Par ailleurs, les parents ont un rôle important dans les mesures de «contrôle de l’environnement» qui participent à la lutte contre l’inflammation bronchique (Abou Taam, 2007). Il s’agit principalement de :
• la réduction de la charge allergénique au domicile (acariens…);
• la limitation des contacts allergéniques extérieurs (pollens…);
• la lutte contre les moisissures;
• l’éviction des animaux domestiques auxquels l’enfant est allergique;
• l’arrêt du tabac (pour lutter contre le tabagisme passif).
Ces aménagements de la vie de tous les jours se font parfois au prix de sacrifices… et d’une présence parentale marquée auprès de leur enfant, jusqu’à acquérir une compétence dans les soins et le contrôle des crises. Ce n’est pas sans générer angoisse, agressivité, culpabilité, surprotection ou impuissance. Ces affects sont fortement mobilisés quand une crise aboutit à une hospitalisation et donc une séparation.
Au quotidien, de nombreuses études témoignent du rôle des parents dans la majoration ou la régression de la maladie, non seulement parce qu’ils gèrent en grande partie les soins, mais aussi à cause de la place qu’ils occupent dans le système relationnel ainsi créé (Lazarovici, 1993).
Au plan psychopathologique
À la naissance, la nécessité vitale qui s’impose au bébé est de respirer, et le premier cri sera pour l’entourage la première manifestation de sa bonne santé et de sa vie indépendante. Plus tard, l’air, objet d’échange du nouveau-né avec le milieu, sera le support de la parole. Respirer, c’est aussi percevoir et sentir les différentes stimulations olfactives qui constitueront les premiers repères dans le monde sensoriel (Vervier et al., 1996). La respiration témoigne de l’intensité des émotions (amplitude et fréquence expiratoires et inspiratoires), d’un état de bien-être ou de mal-être. Une dyspnée ou une polypnée, parce qu’elle atteint la fonction respiratoire, s’apparente rapidement à une menace vitale pour l’existence même de l’enfant, et génère chez les parents une grande anxiété (Vervier et al., 1996).

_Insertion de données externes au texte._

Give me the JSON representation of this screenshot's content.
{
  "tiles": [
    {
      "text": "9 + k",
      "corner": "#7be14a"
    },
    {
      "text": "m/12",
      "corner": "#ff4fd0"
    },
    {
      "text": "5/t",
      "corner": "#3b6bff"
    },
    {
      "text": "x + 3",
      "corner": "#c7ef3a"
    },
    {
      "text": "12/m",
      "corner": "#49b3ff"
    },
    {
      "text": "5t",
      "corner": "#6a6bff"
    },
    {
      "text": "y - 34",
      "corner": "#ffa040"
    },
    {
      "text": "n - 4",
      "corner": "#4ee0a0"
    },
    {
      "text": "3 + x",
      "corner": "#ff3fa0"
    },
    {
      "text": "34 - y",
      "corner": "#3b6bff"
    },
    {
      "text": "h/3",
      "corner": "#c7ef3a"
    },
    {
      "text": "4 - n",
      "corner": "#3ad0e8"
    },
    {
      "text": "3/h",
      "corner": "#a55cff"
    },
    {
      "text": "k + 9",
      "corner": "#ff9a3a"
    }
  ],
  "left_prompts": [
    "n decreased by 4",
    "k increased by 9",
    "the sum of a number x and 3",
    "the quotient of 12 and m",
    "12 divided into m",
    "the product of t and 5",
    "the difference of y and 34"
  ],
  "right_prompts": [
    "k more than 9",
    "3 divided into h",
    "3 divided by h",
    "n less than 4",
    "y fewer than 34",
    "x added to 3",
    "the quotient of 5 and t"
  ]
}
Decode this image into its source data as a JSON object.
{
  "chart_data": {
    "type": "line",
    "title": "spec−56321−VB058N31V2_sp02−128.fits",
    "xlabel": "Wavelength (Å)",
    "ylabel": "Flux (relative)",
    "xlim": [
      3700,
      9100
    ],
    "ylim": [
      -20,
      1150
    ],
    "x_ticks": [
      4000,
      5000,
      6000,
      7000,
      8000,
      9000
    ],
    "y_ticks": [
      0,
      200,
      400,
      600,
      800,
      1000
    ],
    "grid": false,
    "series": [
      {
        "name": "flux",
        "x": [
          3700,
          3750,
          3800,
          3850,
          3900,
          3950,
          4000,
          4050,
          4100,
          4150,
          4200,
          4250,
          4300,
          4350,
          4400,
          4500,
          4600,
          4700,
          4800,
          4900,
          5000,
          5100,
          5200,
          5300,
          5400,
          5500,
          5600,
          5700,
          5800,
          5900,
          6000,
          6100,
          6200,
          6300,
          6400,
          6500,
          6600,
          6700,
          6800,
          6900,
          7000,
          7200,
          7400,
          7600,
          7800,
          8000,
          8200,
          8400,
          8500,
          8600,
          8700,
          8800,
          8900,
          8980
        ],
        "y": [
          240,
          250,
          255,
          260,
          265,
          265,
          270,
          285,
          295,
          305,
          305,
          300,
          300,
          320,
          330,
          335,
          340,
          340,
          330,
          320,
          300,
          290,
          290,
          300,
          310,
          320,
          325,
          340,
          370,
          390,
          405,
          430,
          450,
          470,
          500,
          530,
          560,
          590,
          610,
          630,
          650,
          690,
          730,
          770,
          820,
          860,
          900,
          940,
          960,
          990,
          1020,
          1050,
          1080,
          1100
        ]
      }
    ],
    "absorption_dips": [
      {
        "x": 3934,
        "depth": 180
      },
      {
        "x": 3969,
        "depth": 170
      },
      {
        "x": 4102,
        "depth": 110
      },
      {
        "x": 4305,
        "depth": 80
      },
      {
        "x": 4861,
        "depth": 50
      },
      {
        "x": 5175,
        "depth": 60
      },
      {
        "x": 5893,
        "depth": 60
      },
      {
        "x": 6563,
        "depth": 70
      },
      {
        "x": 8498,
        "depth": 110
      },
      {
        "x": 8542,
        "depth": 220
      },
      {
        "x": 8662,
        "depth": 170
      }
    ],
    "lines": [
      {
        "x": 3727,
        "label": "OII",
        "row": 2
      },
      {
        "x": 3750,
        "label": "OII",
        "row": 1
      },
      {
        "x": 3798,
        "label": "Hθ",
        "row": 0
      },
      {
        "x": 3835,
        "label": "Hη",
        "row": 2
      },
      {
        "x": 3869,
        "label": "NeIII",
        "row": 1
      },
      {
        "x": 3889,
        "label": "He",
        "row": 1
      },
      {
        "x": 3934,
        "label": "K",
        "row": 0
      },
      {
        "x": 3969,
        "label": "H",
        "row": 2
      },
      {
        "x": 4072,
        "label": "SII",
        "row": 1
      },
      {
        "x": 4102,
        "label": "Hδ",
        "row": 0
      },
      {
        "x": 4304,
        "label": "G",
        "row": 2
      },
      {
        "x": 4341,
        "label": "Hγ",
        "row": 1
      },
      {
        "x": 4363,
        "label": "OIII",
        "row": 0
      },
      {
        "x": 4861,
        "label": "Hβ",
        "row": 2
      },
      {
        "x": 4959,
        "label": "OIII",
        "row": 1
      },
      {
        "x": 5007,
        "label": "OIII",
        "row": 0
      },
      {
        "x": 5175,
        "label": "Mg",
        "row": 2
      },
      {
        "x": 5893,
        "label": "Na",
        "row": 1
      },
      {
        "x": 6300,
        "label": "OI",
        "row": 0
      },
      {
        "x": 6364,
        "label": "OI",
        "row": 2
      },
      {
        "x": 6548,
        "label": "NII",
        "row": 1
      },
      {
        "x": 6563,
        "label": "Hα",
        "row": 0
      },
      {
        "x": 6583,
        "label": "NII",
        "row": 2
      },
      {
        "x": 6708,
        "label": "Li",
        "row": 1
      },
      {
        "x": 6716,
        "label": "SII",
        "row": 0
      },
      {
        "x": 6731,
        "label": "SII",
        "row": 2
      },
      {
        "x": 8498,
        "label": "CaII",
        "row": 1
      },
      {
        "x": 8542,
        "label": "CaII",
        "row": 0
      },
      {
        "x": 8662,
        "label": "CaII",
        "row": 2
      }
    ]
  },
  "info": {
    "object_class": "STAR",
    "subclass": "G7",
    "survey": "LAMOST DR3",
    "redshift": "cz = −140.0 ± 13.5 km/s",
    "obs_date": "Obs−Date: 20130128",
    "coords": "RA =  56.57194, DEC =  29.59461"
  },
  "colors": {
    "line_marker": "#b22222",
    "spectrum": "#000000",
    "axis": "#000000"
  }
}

Les aspects psychiques sont donc très intriqués aux manifestations physiques. L’asthme s’intègre dans le cadre des pathologies psychosomatiquesPsychosomatique qui ont fait l’objet d’une abondante littérature. En France, L. Kreisler s’est beaucoup intéressé à la clinique psychosomatique de l’enfant asthmatique (Kreisler, 1987; Kreisler & Fain, 1995). Le rôle joué par les facteurs psychiques dans l’asthme est indéniable, tant dans le déclenchement que dans le déroulement des crises et dans l’évolution de la maladie (Desombre et al., 2004).
Dans ce contexte, il semble important de s’intéresser aux représentations de la maladie asthmatique pour l’enfant et pour sa famille, de façon à mieux appréhender les problématiques.
Du côté de l’enfant
Vécu de l’enfant
L’âge de l’enfant entre en jeu dans son vécu et ses réactions face à la maladie asthmatique.
Chaque enfant a ses propres représentations de la maladie et a tendance à élaborer une «théorie explicative» de sa maladie, qui prend généralement appui sur un événement de sa vie (Weiss, 2007). Ces «théories explicatives» ou «théories étiologiques» concernant la maladie sont souvent empreintes de culpabilité.
De plus, il est parfois décrit chez l’enfant asthmatique la sensation d’être perçu comme différent, limité dans ses activités, marginalisé par rapport à ses camarades (Weiss, 2007).
L’anxiété semble être le facteur psychologique le plus souvent associé à la dyspnée. On dit parfois que «le souffle, c’est la vie». Ainsi, il n’est pas étonnant que la difficulté de respirer confronte à l’angoisse de mort (Newinger & Légeron, 2005). Les enfants atteints d’asthme élaborent des mécanismes d’adaptation face à ces angoisses (stratégies de coping).